In this project, I predict the number of rushing yards by individual players in the National Football League (NFL). The goal is to develop a model capable of predicting player performance based on various factors such as the number of attempts, average yards per game, and other statistics. This could aid coaches, players, and analysts in better understanding the key performance factors in the game and in making decisions regarding player selection.
The data used in this project was obtained from the website Football DB for educational purposes only, as part of a school project. It includes various statistics of NFL players for the 2022 season, including:
- Player Name
- Team: The team for which the player plays.
- Gms (Games): Number of games played.
- Att (Attempts): Number of rushing attempts.
- Yds (Yards): Total number of rushing yards (target variable for prediction).
- Avg (Average): Average yards per attempt.
- YPG (Yards Per Game): Average yards per game.
- Lg (Longest Run): Longest rush of the season.
- TD (Touchdowns): Number of touchdowns scored.
- FD (First Downs): Number of first downs achieved.
Despite achieving a high R² (0.96), indicating a good fit of the model, the high MSE and MAE suggest potential for improvement in prediction accuracy.
'Random Forest' and 'Extra Trees' emerged as the most accurate algorithms.

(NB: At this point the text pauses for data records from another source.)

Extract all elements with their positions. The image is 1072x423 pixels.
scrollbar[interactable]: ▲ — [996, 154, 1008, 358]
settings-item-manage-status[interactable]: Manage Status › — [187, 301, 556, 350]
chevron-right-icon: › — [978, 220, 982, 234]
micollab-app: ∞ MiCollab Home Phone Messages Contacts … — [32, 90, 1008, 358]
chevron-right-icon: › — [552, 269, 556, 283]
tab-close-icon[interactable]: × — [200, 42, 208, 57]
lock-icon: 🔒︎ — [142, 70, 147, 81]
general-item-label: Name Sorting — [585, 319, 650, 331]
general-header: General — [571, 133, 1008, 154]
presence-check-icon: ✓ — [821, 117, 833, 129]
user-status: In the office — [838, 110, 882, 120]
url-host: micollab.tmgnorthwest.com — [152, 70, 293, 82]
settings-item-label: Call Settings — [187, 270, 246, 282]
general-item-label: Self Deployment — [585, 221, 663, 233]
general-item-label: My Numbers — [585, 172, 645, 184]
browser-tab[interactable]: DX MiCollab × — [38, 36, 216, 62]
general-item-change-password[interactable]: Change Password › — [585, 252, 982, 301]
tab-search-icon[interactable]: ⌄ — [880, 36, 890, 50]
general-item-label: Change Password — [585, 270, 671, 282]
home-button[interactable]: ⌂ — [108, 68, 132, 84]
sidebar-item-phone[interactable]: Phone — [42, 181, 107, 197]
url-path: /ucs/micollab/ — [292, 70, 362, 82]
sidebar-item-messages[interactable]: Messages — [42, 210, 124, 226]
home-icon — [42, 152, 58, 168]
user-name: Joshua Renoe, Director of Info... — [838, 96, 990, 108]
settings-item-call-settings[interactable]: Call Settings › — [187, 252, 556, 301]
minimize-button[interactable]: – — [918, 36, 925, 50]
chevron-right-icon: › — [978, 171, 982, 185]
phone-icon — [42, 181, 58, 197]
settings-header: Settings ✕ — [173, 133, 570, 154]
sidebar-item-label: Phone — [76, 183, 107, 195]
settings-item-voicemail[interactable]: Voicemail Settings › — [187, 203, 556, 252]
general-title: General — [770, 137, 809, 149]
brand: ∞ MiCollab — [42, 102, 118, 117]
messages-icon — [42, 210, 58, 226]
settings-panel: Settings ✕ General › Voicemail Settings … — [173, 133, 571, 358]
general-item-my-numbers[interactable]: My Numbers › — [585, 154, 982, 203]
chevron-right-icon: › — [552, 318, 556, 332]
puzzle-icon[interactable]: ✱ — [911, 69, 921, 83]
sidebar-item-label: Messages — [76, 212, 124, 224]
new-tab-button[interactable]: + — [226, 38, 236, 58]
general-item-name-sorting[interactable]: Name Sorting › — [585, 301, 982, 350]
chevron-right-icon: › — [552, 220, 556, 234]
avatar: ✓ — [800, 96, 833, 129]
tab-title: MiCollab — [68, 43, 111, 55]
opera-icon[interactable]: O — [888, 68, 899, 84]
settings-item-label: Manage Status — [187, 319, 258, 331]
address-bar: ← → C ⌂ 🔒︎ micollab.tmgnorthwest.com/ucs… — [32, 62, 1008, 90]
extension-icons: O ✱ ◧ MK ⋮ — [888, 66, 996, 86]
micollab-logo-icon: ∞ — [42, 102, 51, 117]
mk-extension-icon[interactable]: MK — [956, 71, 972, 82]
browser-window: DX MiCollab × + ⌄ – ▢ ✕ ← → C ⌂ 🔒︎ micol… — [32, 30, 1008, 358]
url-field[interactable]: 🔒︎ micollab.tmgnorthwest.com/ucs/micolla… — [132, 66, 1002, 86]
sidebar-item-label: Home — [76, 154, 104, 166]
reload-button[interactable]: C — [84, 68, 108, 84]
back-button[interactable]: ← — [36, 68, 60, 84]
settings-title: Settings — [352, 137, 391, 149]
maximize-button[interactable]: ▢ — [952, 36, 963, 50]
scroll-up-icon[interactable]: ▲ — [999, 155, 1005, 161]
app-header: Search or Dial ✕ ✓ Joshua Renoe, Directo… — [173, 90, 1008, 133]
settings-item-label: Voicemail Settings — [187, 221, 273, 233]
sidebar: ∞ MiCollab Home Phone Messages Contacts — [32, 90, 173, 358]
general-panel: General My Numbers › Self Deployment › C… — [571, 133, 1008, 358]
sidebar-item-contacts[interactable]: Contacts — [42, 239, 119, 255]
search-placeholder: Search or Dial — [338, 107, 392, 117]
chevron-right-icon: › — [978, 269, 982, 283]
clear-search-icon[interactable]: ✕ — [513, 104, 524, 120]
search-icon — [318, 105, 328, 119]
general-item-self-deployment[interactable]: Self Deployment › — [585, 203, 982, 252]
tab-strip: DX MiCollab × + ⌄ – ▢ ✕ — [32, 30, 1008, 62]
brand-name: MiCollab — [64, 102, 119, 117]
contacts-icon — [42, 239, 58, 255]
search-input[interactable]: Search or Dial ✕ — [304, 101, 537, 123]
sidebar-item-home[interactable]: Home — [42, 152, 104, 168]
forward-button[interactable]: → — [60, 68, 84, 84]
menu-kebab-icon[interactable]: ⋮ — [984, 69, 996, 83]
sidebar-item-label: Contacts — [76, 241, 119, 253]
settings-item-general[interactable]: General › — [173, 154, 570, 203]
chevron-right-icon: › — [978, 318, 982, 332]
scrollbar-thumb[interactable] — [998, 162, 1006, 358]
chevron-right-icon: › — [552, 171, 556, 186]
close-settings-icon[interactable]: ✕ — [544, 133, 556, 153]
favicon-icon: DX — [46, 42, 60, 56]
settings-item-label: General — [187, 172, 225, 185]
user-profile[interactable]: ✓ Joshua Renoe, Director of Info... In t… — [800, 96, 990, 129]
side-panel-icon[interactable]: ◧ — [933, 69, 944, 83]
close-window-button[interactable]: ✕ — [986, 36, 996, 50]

SVR was the least performing algorithm.
Improvement with 'Random Forest', demonstrated by a high R² (0.983), indicates a strong correlation between the selected parameters and the model's performance.
This analysis confirms that for predicting sports statistics such as football yards, 'Random Forest' and 'Extra Trees' algorithms are more effective. Additionally, parameter optimization with Grid Search can significantly enhance prediction accuracy, which is crucial for developing reliable predictive models in sports analytics.